Unraveling the interaction of iron oxide and microorganisms with internal iron cycling in arid desert riparian forest

Iron (Fe) is crucial for the normal growth and development of plant roots. In arid desert soils, the low availability of Fe poses a significant nutritional obstacle to the growth and development of desert riparian forests. However, the characteristics and mechanisms of microbial Fe cycling in desert riparian forests ecosystems are poorly understood. This study used metagenomics to assess the responses and driving mechanisms of key microbial functional genes associated with Fe cycle in the rhizosphere and bulk soils along a drought stress gradient (mild, moderate, and severe) in a desert riparian forest in northwest China. Generally, the rhizosphere effect lowers soil pH while increasing the availability of Fe-related nutrients.
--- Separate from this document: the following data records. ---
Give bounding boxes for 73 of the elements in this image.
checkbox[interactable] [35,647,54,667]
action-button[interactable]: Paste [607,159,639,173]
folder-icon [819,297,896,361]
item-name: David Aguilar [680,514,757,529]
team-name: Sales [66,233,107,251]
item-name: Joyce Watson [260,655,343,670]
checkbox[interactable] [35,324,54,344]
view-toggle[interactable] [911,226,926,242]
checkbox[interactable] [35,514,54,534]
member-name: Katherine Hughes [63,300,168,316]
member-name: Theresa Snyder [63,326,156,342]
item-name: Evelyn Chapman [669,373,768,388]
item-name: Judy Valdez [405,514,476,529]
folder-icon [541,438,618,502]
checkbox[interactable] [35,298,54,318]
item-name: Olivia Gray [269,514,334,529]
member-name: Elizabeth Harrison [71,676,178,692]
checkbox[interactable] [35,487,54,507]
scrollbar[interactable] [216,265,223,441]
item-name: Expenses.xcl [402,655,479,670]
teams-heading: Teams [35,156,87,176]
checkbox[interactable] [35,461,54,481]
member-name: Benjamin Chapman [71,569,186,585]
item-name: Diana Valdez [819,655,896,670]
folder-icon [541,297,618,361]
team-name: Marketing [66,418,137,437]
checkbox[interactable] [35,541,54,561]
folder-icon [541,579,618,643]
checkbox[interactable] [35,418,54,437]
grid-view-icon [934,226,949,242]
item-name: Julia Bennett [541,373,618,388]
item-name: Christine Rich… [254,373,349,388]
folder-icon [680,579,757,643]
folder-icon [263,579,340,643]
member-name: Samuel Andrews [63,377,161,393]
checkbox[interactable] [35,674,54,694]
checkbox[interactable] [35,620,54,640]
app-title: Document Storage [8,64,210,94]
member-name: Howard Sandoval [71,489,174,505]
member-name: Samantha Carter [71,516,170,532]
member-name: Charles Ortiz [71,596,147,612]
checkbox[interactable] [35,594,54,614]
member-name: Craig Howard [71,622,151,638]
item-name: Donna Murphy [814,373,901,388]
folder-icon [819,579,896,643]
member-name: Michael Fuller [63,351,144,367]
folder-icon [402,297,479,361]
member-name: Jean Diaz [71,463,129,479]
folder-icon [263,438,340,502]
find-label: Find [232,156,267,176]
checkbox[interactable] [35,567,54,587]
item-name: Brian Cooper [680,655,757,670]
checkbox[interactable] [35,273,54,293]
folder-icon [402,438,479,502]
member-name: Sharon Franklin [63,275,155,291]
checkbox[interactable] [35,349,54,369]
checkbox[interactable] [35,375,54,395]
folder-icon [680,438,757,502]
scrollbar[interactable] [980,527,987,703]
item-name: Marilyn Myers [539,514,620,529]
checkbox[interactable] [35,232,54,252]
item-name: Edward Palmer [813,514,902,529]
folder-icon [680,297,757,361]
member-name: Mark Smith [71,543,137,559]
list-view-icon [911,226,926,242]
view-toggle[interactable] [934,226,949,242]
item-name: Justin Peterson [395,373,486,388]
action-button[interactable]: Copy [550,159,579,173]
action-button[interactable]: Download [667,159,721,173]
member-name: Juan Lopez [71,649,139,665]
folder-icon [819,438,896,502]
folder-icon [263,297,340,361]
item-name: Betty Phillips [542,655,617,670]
Genes involved in Fe uptake (mbt, pch, ccm) and Fe-Mn transport (sit) were significantly higher in the rhizosphere than in bulk soils (P < 0.001). Genes involved in Fe transport (tro, sit) were significantly higher under severe drought stress (S) than under the mild drought stress (Mi) gradient (P < 0.05). In the Fe cycle network, the complexity of Fe cycling genes and the co-occurrence network increased gradually with an increase in drought stress. Enrichment of Actinomycetes involved in the Fe cycle is a conservative response of plants to drought stress. Iron oxide (Fe_d, Fe_p) is the main composition of soil Fe in desert riparian forests, and on the drought stress gradient, Fe_p is the key influencing factor of Fe cycling where microbes participate, while soil pH plays a leading role in the rhizosphere environment. Our findings highlight that the rhizosphere effect, akin to a magnetic effect, transfers Fe from the bulk soil to the rhizosphere, particularly enhancing Fe absorption and transport. This rapid Fe redox cycle and transport help mitigate Fe deficiency in arid desert forests.